Die genannten Kritikpunkte wiegen nicht allzu schwer angesichts des anspruchs- und verdienstvollen Unterfangens. Sprachlich und inhaltlich prägnant wird die surrealistische Bewegung in ihrer Gesamtheit, werden ihre Protagonisten, Programme, Qualitäten und inneren Widersprüche charakterisiert. Abgerundet wird die Darstellung durch einen chronologischen Überblick. Damit füllt Schneedes Buch eine seit langem klaffende Lücke und bietet Studierenden und allen anderen Interessierten, die sich einen Überblick über das komplexe Phänomen Surrealismus verschaffen möchten, einen Einstieg auf hohem Niveau.


Anmerkungen:

[1] Uwe M. Schneede: Malerei des Surrealismus, Köln 1973.
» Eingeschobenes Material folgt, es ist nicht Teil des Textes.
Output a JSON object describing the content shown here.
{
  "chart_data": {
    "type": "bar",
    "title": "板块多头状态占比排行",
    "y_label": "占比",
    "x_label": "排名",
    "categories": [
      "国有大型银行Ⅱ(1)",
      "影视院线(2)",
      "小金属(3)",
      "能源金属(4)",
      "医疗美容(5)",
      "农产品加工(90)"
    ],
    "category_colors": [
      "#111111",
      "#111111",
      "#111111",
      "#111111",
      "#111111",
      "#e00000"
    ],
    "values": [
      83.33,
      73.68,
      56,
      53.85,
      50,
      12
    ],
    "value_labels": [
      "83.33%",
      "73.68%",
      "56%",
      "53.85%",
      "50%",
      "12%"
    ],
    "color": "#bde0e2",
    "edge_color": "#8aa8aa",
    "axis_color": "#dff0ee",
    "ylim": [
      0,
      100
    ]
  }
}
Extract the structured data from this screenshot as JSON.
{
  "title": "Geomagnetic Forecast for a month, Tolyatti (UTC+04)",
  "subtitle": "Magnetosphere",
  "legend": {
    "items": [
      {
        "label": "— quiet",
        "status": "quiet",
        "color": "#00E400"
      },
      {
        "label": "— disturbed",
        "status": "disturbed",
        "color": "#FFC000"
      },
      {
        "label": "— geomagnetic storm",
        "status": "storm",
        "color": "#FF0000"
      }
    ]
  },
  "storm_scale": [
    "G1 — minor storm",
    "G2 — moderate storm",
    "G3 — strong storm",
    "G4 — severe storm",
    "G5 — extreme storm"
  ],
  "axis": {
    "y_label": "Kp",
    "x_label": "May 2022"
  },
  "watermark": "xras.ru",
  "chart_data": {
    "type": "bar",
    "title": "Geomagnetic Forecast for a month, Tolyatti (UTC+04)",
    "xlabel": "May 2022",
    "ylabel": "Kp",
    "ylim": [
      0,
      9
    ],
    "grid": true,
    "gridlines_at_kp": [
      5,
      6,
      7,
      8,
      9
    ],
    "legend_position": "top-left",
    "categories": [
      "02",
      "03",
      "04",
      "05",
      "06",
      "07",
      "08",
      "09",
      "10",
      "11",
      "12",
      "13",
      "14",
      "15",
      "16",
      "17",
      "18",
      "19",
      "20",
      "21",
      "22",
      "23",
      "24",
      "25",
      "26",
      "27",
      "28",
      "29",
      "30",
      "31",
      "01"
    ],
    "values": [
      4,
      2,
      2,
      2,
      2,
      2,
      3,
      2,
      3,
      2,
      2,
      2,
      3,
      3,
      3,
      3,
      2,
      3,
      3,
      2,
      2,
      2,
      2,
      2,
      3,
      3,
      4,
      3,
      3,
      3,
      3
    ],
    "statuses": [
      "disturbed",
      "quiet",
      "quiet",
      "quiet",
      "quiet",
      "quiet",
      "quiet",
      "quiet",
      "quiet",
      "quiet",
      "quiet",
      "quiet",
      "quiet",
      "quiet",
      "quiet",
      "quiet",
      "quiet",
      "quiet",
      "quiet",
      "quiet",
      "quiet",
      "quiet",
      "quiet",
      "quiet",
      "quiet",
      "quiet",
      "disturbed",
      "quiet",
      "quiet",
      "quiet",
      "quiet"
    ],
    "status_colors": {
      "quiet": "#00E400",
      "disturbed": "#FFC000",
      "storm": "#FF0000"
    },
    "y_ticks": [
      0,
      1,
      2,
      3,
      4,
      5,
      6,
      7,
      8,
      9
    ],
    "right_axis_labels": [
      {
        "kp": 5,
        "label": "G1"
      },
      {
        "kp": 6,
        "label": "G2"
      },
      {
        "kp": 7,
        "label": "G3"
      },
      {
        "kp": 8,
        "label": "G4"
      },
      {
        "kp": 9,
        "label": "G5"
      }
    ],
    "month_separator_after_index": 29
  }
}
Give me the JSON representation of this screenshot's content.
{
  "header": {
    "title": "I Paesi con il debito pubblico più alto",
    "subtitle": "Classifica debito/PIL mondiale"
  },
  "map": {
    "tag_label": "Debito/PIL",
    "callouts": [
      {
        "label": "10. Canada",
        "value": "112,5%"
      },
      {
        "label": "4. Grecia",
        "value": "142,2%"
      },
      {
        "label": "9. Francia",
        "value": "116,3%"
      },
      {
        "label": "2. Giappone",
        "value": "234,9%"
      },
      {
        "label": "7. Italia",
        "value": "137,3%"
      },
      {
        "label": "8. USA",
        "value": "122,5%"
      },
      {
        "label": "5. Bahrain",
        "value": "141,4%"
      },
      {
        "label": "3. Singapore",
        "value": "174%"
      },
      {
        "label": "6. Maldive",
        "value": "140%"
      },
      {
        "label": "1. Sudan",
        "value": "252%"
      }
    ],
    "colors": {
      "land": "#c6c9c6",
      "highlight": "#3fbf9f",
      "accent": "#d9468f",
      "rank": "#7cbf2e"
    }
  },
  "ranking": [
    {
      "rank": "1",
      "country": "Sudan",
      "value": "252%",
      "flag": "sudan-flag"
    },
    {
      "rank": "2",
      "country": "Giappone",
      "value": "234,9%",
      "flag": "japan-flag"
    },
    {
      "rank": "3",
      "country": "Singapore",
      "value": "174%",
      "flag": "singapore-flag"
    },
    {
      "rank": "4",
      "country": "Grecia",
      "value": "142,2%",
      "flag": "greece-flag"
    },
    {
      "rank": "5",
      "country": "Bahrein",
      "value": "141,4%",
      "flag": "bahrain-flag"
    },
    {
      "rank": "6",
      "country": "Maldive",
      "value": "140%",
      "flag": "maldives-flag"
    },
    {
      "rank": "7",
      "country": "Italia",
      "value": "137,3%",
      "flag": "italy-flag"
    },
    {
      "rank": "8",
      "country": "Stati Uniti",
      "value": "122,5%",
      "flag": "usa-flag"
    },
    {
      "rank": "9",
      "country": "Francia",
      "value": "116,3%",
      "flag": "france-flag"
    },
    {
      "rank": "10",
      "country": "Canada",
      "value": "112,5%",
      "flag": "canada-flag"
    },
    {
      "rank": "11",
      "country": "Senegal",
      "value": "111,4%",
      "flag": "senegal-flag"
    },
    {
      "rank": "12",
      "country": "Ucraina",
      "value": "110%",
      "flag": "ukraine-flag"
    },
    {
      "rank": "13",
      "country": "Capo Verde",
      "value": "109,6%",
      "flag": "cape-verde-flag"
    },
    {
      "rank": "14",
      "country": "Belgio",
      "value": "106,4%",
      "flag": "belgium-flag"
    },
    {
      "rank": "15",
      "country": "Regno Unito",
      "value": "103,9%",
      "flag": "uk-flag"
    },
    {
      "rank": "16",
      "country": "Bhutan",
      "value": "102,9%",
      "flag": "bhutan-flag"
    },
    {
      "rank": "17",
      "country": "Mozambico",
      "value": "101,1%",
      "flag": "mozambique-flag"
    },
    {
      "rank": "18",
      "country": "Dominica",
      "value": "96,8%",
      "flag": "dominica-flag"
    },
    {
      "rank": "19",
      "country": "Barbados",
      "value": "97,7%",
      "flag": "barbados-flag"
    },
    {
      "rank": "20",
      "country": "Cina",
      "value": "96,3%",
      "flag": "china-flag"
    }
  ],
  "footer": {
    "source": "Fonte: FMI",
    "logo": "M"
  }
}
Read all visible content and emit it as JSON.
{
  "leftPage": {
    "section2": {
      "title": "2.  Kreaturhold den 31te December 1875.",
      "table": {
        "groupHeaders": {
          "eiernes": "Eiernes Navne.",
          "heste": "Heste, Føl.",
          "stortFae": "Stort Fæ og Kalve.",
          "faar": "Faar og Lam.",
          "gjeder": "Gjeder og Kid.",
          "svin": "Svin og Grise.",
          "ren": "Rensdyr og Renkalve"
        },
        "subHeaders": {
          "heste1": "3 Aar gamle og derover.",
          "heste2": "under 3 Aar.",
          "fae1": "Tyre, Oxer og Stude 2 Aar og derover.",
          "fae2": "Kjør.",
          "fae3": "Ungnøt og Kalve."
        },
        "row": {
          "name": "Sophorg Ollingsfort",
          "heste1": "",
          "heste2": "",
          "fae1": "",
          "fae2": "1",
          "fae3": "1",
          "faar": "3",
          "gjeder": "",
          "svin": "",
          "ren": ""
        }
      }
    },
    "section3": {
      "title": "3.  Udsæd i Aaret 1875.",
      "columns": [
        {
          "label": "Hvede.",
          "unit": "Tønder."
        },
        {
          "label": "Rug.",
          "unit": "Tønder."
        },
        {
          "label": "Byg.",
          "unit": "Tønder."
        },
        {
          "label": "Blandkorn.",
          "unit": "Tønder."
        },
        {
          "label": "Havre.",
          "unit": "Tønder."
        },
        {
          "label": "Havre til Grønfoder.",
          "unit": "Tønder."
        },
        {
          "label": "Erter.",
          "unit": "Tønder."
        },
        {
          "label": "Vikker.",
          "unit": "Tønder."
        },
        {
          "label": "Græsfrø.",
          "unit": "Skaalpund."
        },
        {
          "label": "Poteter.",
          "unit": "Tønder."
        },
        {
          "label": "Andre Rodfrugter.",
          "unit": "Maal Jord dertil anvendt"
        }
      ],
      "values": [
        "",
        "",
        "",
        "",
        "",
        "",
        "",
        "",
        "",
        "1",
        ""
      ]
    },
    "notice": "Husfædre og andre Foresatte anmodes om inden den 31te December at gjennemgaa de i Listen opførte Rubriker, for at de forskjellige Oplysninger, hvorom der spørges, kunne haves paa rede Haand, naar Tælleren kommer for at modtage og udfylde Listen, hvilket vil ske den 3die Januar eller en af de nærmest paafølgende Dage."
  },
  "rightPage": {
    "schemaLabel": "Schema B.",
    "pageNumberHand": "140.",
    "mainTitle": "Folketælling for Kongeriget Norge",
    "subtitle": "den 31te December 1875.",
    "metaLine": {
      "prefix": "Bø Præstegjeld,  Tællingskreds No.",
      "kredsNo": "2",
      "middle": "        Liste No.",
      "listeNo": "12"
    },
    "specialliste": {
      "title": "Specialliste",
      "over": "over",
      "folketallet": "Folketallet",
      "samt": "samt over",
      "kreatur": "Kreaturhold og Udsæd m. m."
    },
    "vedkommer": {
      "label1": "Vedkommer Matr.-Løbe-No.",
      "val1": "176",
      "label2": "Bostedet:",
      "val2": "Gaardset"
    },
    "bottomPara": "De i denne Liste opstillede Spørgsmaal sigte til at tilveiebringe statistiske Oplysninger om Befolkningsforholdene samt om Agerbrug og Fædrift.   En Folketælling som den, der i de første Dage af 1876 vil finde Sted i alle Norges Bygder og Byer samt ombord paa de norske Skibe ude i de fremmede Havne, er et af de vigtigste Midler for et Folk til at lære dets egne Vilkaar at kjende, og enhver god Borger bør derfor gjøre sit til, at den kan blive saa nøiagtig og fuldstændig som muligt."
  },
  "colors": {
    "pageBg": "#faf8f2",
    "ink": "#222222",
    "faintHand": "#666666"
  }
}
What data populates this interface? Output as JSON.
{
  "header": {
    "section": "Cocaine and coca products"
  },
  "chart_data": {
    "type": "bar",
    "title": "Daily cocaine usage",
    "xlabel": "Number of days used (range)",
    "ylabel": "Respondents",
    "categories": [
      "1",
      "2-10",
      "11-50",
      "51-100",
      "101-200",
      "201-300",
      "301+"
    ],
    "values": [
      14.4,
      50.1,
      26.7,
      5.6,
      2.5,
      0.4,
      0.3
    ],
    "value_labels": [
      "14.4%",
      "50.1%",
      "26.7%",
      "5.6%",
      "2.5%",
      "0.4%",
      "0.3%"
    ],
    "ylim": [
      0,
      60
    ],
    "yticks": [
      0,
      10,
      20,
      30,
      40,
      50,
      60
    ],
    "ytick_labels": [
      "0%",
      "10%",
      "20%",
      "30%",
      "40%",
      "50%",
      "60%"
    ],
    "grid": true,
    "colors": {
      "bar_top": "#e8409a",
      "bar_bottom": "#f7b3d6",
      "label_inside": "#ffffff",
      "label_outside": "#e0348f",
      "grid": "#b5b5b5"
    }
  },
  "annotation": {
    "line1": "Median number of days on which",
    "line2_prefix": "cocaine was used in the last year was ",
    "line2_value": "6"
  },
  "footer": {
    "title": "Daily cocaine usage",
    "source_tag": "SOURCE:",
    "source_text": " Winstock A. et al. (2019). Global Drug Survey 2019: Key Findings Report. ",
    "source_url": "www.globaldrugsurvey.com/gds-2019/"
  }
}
[2] Exemplarisch einige grundlegende Titel: Peter Bürger: Der französische Surrealismus. Studien zum Problem der avantgardistischen Literatur, Frankfurt/M. 1971; Rosalind E. Krauss und Jane Livingston: L'Amour fou. Photography, and Surrealism, Washington D.C./New York 1985; Werner Spies: Max Ernst. Collagen. Inventar und Widerspruch, Köln 1988; Andreas Vowinckel: Surrealismus und Kunst. Studien zu Ideengeschichte und Bedeutungswandel des Surrealismus vor Gründung der surrealistischen Bewegung und zu Begriff, Methode und Ikonographie des Surrealismus in der Kunst 1919 bis 1925, Hildesheim 1989.

[3] Vgl. R. S. Short: Die Politik der surrealistischen Bewegung 1920-1936, in: Die europäischen Linksintellektuellen zwischen den beiden Weltkriegen, München 1967, 7-40.

[4] Peter Bürger: Theorie der Avantgarde, Frankfurt/M. 1974.

[5] Vgl. u.a. Die Surrealisten, hrsg. von Arturo Schwarz, Ausst.-Kat. Schirn Kunsthalle, Frankfurt/M. 1989, 34-40; Verena Kuni: Victor Brauner. Der Künstler als Seher, Magier und Alchimist, Frankfurt/M. 1995; Marjorie E. Warlick: Max Ernst and Alchemy: A Magician in Search of Myth, Austin/Texas, 2001.

[6] Vgl. Stephan Moebius: contre-attaque. Eine politische Initiative französischer Intellektueller in den 30er Jahren, in: sozial.geschichte. Zeitschrift für historische Analyse des 20. und 21. Jahrhunderts, N.F. 18. Jg, 2003, H. 2, 85-100.

[7] Vgl. u.a. Xavière Gauthier: Surrealismus und Sexualität. Inszenierung der Weiblichkeit (1971), Wien/Berlin 1980; Mary Ann Caws, Rudolf Kuenzli und Gwen Raaberg (Hg.): Surrealism and Women, Cambridge und London 1991; Whitney Chadwick: Women Artists and the Surrealist Movement, New York 1997.